Размер шрифта
-
+

Дневник. 1914-1916 - стр. 21

Прежде мы как-то выдавливали из среды своей неотвязную скуку. Мы собирались вместе, и было легче. Забьемся в купе 8-10 человек: душно, тесно и мило. А теперь разошлись, разъединились. Сидим в одиночку или попарно. Прежнего компанейства нет и следа. Распалось единение, и стало еще несноснее, еще грустнее.

Воззвание

Первым и самым сильным впечатлением моим на санитарном поезде было возмущение по поводу персонального бюджета. Я недоумевал, как могут люди пользоваться здесь со спокойной душой всеми благами чужого достатка. Организация земская могуча и богата, но отсюда ведь совсем нет вывода, что в нее следует впиваться пауком. А мы оказались самыми обыкновенными, безжалостными пауками. Я говорю здесь о прекрасной пище, расход на которую можно было бы смело сократить вдвое, но рискуя уменьшить питательность. Если бы вопрос этот был поставлен с самого начала организацией как официальное сообщение или, лучше даже, если бы тут никакого вопроса и не поднималось вовсе, а учли бы попросту заранее всю массу ненужного перерасхода и ограничили бы власть заведующих этой частью… Но этого не сделали. Я удивлялся той свободе, с которою распределяли здесь чужие деньги. И надо сказать, что здесь еще были честнейшие и экономнейшие люди. А ведь есть поезда, где наполучали таких счетов, которые союз отказывался даже утверждать: таков, например, 208-й поезд времен д-ра Гецельде. Ну что же это такое? Правда, на совещаниях хозяев много было говорено о «разумной экономии», но эти разговоры остались ведь пустым звуком. Тут ошибка была с самого начала: не учли того, что идут сюда главным образом идейные работники, а следовательно, публика самая нетребовательная по части внешних довольств. Что говорить – были такие и у нас, которые требовали себе кофе вместо чая, чуть не в драку лезли из-за десертных блюд, но это ведь меньшинство. Главным же образом такая публика (и это уже подавляющее большинство), которая временем и безработицей приглушила в себе протест и возмущение против этой незаконной роскоши.
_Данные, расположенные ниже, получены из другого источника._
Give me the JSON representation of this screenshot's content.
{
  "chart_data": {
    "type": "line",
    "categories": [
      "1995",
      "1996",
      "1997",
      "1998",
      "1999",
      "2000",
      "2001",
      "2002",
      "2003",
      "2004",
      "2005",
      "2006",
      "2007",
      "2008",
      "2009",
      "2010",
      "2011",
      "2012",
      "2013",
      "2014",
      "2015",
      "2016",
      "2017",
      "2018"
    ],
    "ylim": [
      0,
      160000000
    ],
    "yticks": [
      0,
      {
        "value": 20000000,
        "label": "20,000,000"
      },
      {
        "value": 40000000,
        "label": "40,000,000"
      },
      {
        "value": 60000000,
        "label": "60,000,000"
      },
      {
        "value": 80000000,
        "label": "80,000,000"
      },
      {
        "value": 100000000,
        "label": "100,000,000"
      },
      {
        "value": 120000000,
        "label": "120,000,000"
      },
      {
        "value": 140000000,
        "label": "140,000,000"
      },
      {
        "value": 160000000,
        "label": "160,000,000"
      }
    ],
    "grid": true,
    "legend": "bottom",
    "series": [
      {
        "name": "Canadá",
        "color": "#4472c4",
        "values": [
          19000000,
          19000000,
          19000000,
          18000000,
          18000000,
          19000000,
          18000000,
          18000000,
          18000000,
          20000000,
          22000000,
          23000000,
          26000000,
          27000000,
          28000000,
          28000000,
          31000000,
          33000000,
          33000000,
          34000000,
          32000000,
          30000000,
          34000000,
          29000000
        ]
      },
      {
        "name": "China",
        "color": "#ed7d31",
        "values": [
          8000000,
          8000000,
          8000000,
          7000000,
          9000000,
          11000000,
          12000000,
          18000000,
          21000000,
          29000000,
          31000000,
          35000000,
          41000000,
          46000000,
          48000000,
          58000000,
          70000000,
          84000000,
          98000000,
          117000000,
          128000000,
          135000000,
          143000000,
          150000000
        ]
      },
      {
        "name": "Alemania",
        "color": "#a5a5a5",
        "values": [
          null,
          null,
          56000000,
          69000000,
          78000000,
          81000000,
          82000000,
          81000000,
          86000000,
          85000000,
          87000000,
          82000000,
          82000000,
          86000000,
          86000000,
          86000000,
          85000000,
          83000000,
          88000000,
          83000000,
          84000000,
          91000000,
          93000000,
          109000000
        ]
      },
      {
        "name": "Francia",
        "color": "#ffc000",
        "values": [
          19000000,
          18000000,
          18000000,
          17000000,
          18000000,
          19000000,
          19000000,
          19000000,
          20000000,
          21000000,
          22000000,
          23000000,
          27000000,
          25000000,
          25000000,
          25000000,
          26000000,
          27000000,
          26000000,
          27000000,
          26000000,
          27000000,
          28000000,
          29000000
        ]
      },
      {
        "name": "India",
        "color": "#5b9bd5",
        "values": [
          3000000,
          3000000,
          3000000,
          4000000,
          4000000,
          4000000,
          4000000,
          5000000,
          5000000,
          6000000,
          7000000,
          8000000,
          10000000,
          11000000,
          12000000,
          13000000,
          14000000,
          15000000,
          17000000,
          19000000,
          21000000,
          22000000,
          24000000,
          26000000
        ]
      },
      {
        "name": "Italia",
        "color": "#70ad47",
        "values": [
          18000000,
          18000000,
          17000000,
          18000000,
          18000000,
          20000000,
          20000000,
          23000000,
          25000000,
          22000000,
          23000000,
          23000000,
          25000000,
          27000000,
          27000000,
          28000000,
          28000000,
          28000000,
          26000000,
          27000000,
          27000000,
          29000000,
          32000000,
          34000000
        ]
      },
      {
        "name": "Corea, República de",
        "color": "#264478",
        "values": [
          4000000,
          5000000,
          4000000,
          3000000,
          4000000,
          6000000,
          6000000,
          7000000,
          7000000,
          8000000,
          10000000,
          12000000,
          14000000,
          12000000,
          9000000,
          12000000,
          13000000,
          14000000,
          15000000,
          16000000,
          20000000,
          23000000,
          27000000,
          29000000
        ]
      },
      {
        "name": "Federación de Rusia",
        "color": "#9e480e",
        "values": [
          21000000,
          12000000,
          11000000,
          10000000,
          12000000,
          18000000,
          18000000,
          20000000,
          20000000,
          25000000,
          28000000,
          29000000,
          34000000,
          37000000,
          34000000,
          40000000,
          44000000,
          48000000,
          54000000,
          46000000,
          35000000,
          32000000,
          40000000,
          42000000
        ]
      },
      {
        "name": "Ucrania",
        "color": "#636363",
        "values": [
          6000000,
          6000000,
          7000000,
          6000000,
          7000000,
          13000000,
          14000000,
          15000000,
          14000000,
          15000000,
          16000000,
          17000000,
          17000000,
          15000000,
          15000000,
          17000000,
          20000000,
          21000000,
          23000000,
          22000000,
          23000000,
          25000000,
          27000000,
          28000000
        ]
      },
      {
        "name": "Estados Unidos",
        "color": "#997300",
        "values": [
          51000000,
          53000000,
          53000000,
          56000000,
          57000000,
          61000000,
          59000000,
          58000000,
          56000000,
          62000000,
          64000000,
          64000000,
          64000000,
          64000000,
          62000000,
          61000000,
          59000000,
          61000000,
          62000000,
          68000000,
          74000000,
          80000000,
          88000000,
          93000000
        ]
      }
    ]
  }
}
Мы все пришли сюда с чистой мыслью помощи и самопожертвования – и только с этой мыслью, других соображений не было у подавляющего большинства. То, что мы загрязли и опустились до сибаритства, объясняется не только нашей тупостью и близорукостью, но, в значительной степени, условиями нашей жизни. Мы все время в четырех стенах или в горах. Общение у нас только между собой. Большинство томится скукой и безработицей; очевидно для себя и других погружается в неизбежное болото. Изредка пронесутся живые мысли, подобно метеорам, но они быстро исчезают. Вот помню я и о себе.